In order to move yourself from a bad position to a functional one, it is often necessary to momentarily fool yourself into doing something which you might otherwise refuse to do. In other words, you can try to keep your upper body square to the front of the board until the cows come home with no discernable effect; or, you can give send your mind in one direction while effecting the desired change with the body.
Pretend that you are waterskiing, with the rope from the ski boat pulling you through the arc of every turn. The one stipulation is that the toeside arm, the one being ‘pulled’ upon, must remain forcibly straight, and parallel to the toeside edge of the board. If this relationship is maintained, the turn entry will occur because of crossover, rather than from some bizarre body posturing.
If you imagine that you are working against the pull of an invisible rope, you will tend to drop your hips back towards the tail of the board, which will more effectively weight the rear foot and stabilize the turn (assuming the board is on edge). Notice that if the toeside arm is not pushed out straight, it is still possible to rotate the hip and shoulder off square into a weaker position once the turn has begun. For that reason, make sure that your arm has been pushed out to its maximum length.
This exercise looks a lot like the Prussian Norm, with one important difference. We can begin to experiment with the cumulative effect of allowing one part of the body to twist against the other. As the toeside turn begins to move across the fall line, allow the toeside arm to remain in the fall line, so that the upper body develops some degree of torsional energy relative to the lower body through counterrotation. As the turn begins to loop back up the hill, continue to fight the tendency to be pulled out of the turn by sinking the hips further to the inside of the turn, and countering as much as is physically possible. With a little practice, it is possible to wind the turn to a stop, with the toeside hip or knee brushing the snow most of the way around the arc of the turn.
This is pretty much a dead-end exercise at first, as you wind up lying on the snow at the end of the turn. However, as your balance and body position improves, it is possible to rise back out of the turn, and begin a heelside turn.

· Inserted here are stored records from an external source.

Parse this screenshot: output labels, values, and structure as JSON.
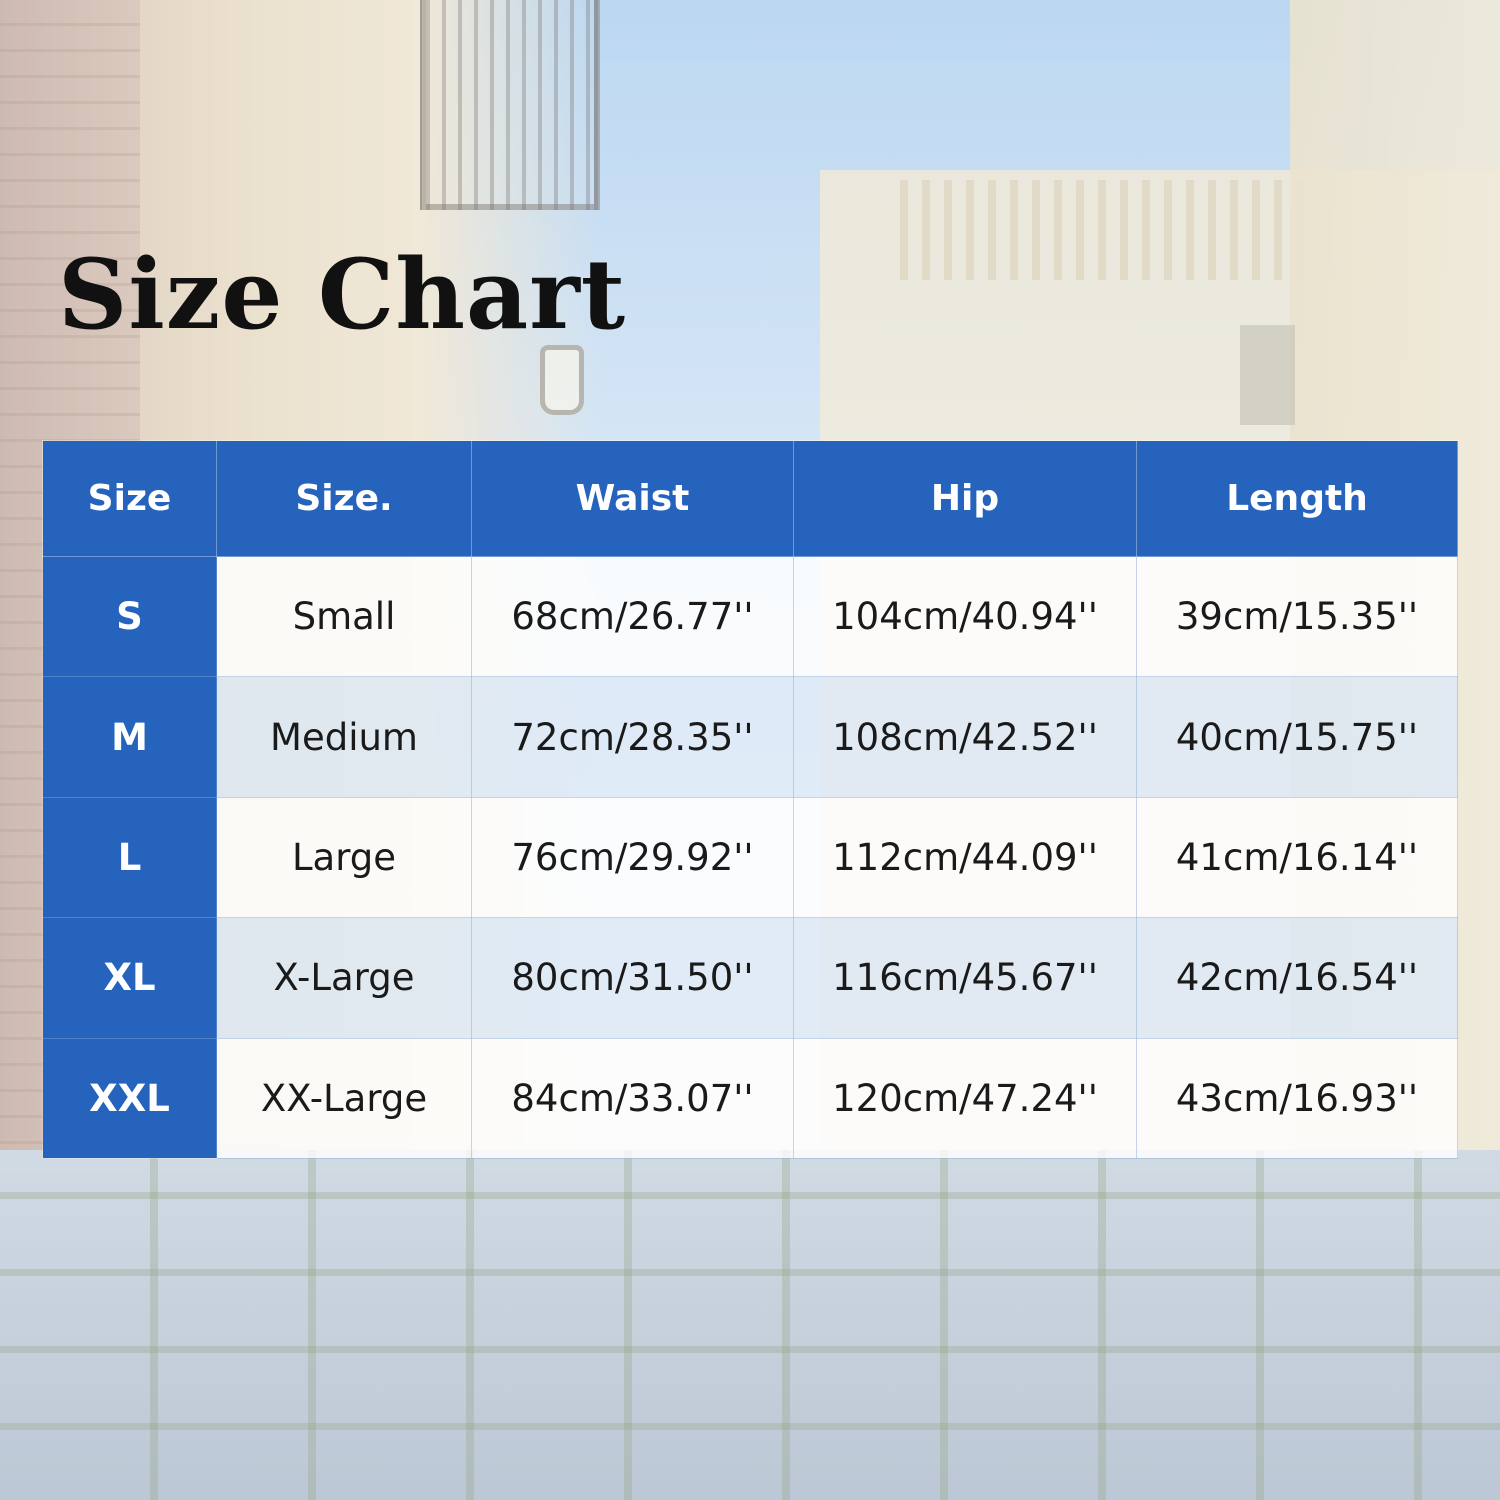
{
  "title": "Size Chart",
  "colors": {
    "header_blue": "#2563bd",
    "text_dark": "#1a1a1a"
  },
  "chart_data": {
    "type": "table",
    "title": "Size Chart",
    "columns": [
      "Size",
      "Size.",
      "Waist",
      "Hip",
      "Length"
    ],
    "rows": [
      [
        "S",
        "Small",
        "68cm/26.77''",
        "104cm/40.94''",
        "39cm/15.35''"
      ],
      [
        "M",
        "Medium",
        "72cm/28.35''",
        "108cm/42.52''",
        "40cm/15.75''"
      ],
      [
        "L",
        "Large",
        "76cm/29.92''",
        "112cm/44.09''",
        "41cm/16.14''"
      ],
      [
        "XL",
        "X-Large",
        "80cm/31.50''",
        "116cm/45.67''",
        "42cm/16.54''"
      ],
      [
        "XXL",
        "XX-Large",
        "84cm/33.07''",
        "120cm/47.24''",
        "43cm/16.93''"
      ]
    ]
  }
}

This ‘windup’ exercise is not applicable to a turn on the heelside edge, as countering will accomplish nothing other than a sideways stance. If you can link turns in the waterski mode, with a straight toeside arm, you have probably fooled yourself into a more effective body position/turn entry. If you were able to experience a sensation of internal twisting through this exercise, you have discovered an important aspect of rotary movements, which you can employ in the following exercise.
B. Fall line wheelies
Sit back on the tail of the board, flip flop from one edge to the other without letting the nose of the board touch the snow. If you direct your upper body down the fall line, and maintain this alignment as you flip flop from edge to edge, you are using internal torque to stabilize yourself as the board changes direction underneath you. Make an effort not to gyrate with your arms. Be careful not to tip over backwards, as the extreme loading of the tail of the board may cause it to snap out from underneath you, especially if you are not moving cleanly from edge to edge. This works best on relatively flat terrain with soft snow.